I agree with @KSinitski that modifying cipher list to include [assignment: module specific ciphersuites] would work.

Adding PSK SFRs to NDcPPv3.0 has larger implications and is a change I don't think should be made in this final editorial phase. I agree with @kenji-lightship that this seems like it should be a future enhancement.

[plughy2]

The set of requirements covering signature_algorithms extension should be examined to determine the impact of using a PSK ciphersuite. There needs to be application notes in the cPP and the Supporting Document explaining the signature_algorithms extension is not required for PSK ciphersuite. Otherwise, it's confusing. The cPP and SD define the signature_algorithms extension to be optional / conditional. It doesn't explain why but it appears this was done for a different reason.

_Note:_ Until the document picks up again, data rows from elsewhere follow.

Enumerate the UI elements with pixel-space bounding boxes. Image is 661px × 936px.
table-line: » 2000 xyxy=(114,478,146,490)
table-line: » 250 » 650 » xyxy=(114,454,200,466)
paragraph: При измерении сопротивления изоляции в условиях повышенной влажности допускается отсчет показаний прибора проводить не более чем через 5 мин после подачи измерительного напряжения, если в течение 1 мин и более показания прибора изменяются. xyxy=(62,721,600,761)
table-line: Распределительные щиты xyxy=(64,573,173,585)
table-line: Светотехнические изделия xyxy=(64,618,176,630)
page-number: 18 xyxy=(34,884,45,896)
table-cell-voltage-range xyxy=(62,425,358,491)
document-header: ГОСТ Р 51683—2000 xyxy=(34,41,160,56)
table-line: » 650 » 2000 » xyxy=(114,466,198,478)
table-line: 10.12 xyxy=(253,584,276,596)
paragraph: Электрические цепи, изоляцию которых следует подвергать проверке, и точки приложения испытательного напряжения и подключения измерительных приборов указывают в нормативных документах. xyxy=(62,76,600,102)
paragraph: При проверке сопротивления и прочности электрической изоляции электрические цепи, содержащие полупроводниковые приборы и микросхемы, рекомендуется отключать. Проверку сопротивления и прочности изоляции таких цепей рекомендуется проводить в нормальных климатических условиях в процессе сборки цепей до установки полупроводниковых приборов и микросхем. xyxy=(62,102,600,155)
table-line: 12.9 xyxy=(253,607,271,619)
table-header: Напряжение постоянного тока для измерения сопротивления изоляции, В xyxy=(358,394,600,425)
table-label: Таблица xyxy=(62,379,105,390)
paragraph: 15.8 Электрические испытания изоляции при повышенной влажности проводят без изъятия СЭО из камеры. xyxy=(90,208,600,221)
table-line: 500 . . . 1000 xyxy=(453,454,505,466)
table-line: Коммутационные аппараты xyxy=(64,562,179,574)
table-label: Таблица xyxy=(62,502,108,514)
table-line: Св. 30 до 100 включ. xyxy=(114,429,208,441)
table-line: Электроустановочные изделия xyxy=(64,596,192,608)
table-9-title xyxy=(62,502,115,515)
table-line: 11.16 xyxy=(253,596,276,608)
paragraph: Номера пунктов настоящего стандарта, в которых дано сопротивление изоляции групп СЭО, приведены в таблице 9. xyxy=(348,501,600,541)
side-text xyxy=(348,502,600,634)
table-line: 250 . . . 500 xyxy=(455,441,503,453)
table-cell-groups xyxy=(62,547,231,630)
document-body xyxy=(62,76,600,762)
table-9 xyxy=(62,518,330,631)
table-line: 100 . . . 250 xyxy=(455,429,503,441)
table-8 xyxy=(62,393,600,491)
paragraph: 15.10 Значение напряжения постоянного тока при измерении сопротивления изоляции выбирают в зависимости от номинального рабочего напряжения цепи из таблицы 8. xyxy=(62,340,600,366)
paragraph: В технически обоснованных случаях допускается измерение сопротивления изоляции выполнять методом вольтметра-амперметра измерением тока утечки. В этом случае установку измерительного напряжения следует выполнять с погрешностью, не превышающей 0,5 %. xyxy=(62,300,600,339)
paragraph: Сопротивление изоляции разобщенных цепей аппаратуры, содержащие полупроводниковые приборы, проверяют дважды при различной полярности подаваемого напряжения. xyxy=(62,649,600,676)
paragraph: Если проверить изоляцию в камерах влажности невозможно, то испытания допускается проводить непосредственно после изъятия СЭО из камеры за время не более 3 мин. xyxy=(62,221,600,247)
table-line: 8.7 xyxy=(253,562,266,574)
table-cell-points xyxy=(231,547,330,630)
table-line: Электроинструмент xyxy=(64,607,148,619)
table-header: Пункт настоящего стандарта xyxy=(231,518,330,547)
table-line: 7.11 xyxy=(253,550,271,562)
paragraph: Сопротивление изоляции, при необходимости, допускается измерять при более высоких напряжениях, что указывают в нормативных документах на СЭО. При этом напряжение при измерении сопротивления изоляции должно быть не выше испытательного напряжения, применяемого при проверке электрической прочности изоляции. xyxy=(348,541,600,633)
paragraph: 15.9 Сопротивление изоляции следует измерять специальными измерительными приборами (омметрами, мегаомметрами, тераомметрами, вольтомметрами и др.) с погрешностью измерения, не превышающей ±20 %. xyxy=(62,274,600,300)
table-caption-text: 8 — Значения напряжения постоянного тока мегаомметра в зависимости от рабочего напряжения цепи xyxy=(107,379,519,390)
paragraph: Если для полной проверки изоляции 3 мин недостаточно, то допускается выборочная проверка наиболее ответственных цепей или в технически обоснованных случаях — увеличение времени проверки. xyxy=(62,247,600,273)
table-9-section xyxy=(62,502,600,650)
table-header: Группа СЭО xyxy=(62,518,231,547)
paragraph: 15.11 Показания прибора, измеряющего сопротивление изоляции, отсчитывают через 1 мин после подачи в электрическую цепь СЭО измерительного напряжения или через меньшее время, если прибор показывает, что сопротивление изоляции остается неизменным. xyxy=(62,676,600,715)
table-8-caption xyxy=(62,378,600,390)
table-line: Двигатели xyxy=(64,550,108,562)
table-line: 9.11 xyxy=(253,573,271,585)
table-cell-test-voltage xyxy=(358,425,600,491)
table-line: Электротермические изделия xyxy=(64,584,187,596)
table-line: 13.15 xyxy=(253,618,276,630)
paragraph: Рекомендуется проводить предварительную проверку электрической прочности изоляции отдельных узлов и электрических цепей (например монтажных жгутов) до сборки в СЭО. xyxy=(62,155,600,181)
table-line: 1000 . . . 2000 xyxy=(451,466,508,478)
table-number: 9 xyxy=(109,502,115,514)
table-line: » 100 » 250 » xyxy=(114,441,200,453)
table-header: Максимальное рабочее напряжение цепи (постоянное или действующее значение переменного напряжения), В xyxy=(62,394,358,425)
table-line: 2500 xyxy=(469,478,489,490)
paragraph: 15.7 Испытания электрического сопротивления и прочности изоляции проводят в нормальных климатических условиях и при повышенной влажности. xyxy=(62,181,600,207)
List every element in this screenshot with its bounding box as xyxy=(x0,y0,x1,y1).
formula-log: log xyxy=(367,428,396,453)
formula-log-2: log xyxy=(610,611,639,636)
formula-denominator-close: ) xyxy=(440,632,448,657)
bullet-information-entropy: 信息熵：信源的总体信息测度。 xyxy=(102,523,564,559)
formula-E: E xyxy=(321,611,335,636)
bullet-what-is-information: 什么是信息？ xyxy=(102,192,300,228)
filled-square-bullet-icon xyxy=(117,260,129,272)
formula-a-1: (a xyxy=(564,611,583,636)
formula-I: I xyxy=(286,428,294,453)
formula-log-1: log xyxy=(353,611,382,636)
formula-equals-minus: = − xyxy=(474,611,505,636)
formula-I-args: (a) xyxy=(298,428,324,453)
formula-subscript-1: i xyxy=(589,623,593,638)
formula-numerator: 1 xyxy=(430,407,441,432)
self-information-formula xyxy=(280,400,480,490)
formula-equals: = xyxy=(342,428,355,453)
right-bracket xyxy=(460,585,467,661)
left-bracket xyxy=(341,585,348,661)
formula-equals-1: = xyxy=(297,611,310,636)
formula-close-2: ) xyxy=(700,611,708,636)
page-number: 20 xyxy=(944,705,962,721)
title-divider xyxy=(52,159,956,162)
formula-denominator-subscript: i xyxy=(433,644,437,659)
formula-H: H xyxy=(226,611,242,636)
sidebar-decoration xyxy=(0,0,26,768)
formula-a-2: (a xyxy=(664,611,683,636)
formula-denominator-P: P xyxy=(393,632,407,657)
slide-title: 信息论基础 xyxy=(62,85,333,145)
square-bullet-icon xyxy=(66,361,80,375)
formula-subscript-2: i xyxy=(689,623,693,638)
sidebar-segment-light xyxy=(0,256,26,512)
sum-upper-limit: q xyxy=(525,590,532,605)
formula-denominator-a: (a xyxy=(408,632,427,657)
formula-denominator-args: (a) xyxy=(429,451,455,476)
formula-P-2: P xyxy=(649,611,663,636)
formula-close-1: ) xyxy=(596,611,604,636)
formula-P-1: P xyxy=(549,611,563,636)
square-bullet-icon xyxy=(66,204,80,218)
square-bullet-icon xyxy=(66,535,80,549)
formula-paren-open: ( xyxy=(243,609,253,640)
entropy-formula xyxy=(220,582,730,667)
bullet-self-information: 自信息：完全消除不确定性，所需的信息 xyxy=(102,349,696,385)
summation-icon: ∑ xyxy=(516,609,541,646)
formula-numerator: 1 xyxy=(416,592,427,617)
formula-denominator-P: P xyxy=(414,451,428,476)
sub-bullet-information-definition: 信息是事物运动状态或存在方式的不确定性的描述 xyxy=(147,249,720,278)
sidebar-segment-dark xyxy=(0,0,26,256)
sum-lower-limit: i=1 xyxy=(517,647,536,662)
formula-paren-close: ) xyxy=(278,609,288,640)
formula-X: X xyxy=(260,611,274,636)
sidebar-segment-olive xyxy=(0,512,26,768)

In looking at the cPP and SD in regards to the signature_algorithms extension, this has revealed a separate issue. The cPP and SD currently requires that the [D]TLS client does not need to present the signature_algorithms extension. I believe this was done because RFC 5246 does not require it. If a client does not include the signature_algorithms extension then it will use SHA-1 as the hash function (page 47, RFC 5246). However cPP v3.0 deprecated use of SHA-1 and there are no signature algorithms that use SHA-1 in the NDcPP. In other words, the [D]TLS client needs to include the signature_algorithms extension.

[kr15tyk]

SInce Kenji has already addressed NIAP comments 29-32 with his edits in PR#312, I'm going to move forward with merging his work. If there are separate comments or issue that need to be addressed, please open a separate issue or PR to do so.